Latin America's Energy Sector: A Call for Regulatory Reform
Latin American countries must tackle regulatory barriers, improve electrical connections, and enhance project structuring to attract $200 billion annually for a successful energy transition, according to multilateral bank executives. Despite lower investments compared to global standards, the region has the potential to lead in sustainable energy with appropriate policies.

On Tuesday, multilateral bank executives emphasized the need for Latin American countries to address regulatory barriers, improve electrical interconnections, and refine renewable energy project structuring. The aim is to attract the $200 billion in annual investments required for a successful energy transition. The discussions took place during an event in Bogota, organized by the Economic Commission for Latin America and the Caribbean.
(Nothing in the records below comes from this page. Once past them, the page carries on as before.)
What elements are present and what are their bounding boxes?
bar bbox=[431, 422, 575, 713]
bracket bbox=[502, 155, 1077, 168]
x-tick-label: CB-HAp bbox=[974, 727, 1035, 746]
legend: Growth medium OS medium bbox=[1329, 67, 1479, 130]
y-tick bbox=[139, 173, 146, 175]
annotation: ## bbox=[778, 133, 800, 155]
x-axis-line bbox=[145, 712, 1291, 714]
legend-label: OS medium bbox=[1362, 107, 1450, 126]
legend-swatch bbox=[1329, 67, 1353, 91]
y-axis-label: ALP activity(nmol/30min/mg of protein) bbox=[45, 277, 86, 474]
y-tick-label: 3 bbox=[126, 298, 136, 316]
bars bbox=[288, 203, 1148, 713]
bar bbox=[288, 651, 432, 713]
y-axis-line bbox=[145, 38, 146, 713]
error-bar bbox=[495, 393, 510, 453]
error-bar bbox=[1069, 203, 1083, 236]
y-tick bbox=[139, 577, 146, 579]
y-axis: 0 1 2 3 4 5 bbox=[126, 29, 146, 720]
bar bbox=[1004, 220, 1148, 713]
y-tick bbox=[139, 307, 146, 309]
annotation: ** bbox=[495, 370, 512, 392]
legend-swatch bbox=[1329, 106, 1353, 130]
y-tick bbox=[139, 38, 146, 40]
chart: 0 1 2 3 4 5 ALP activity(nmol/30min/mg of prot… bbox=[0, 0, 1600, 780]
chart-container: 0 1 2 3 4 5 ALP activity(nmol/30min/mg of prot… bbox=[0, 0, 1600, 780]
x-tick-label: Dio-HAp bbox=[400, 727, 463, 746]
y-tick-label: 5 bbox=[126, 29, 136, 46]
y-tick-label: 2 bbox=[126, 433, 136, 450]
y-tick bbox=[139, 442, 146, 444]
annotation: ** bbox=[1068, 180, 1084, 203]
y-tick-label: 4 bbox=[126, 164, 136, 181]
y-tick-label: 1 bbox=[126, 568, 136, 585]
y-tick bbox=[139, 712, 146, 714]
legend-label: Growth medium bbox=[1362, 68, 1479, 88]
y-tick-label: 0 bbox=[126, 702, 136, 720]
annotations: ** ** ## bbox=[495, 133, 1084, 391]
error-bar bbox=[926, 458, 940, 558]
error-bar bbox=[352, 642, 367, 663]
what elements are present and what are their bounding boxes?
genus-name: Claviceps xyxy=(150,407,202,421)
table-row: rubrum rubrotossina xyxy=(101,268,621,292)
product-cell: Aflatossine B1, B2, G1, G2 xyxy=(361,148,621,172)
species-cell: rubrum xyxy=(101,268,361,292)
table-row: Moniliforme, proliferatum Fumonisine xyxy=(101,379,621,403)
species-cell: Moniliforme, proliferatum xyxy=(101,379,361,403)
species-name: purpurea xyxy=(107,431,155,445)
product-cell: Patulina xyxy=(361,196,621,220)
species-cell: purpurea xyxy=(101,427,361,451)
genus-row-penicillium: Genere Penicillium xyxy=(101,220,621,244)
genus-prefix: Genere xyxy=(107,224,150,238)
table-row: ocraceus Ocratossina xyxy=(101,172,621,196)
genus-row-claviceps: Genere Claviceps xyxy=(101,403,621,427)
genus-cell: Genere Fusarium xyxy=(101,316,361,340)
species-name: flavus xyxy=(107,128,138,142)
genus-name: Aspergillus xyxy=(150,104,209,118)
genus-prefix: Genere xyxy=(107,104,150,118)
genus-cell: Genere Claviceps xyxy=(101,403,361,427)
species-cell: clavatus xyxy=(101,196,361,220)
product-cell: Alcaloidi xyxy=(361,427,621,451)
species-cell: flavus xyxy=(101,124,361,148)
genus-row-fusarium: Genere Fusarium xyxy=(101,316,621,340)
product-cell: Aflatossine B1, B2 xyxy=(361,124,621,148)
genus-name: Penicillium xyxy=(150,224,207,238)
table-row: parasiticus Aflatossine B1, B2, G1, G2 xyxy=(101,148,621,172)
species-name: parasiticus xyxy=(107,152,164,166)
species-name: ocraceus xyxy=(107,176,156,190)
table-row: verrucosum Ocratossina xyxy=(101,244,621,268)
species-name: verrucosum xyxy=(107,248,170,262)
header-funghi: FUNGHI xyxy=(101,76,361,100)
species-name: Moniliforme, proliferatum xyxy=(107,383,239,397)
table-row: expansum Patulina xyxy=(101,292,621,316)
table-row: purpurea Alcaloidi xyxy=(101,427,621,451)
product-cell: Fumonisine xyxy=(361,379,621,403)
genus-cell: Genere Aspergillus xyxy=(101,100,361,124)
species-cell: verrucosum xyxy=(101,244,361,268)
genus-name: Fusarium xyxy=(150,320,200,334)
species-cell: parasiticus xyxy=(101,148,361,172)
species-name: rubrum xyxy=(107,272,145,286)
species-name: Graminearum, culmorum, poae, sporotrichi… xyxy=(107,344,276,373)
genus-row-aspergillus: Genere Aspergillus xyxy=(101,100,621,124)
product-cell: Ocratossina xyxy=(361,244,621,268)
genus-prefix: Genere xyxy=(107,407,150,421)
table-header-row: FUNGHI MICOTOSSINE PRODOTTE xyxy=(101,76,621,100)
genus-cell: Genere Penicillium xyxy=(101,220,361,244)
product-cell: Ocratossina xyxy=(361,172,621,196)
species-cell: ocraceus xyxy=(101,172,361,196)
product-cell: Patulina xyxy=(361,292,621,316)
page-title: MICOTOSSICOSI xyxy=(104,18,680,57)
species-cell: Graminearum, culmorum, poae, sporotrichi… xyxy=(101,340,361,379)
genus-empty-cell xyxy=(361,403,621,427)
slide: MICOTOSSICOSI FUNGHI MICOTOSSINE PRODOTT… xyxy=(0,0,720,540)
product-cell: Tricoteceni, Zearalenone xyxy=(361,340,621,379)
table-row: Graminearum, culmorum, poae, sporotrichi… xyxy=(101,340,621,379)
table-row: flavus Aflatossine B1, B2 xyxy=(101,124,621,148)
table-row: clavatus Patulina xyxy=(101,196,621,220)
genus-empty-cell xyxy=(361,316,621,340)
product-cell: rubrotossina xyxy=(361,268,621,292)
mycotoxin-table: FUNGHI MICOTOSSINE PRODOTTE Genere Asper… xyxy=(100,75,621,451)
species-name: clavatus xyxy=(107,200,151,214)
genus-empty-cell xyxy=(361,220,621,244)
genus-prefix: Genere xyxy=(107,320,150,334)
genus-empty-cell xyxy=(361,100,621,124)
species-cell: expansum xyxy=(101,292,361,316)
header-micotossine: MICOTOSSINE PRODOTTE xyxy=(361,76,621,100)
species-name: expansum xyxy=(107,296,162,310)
Latin America's investment in energy infrastructure lags behind global averages, potentially hampering its capacity to meet climate and energy goals. "The solution lies in policy, because money is not lacking," remarked Felix Fernandez, director for Latin America and the Caribbean at the European Union's Directorate-General for International Partnerships. Andres Rebolledo, executive secretary of the Latin American Energy Organization, further noted the need for adequate regulatory frameworks and balanced public-private investments.
Currently, Latin America dedicates around 3% of its GDP to energy infrastructure, compared to the 5% spent in regions like Europe, Asia, and the Middle East. The European Union is also stepping up its commitments, with plans for $20 billion in renewable energy investments in Colombia alone, where European firms already produce 88% of the renewable energy connected to the national grid.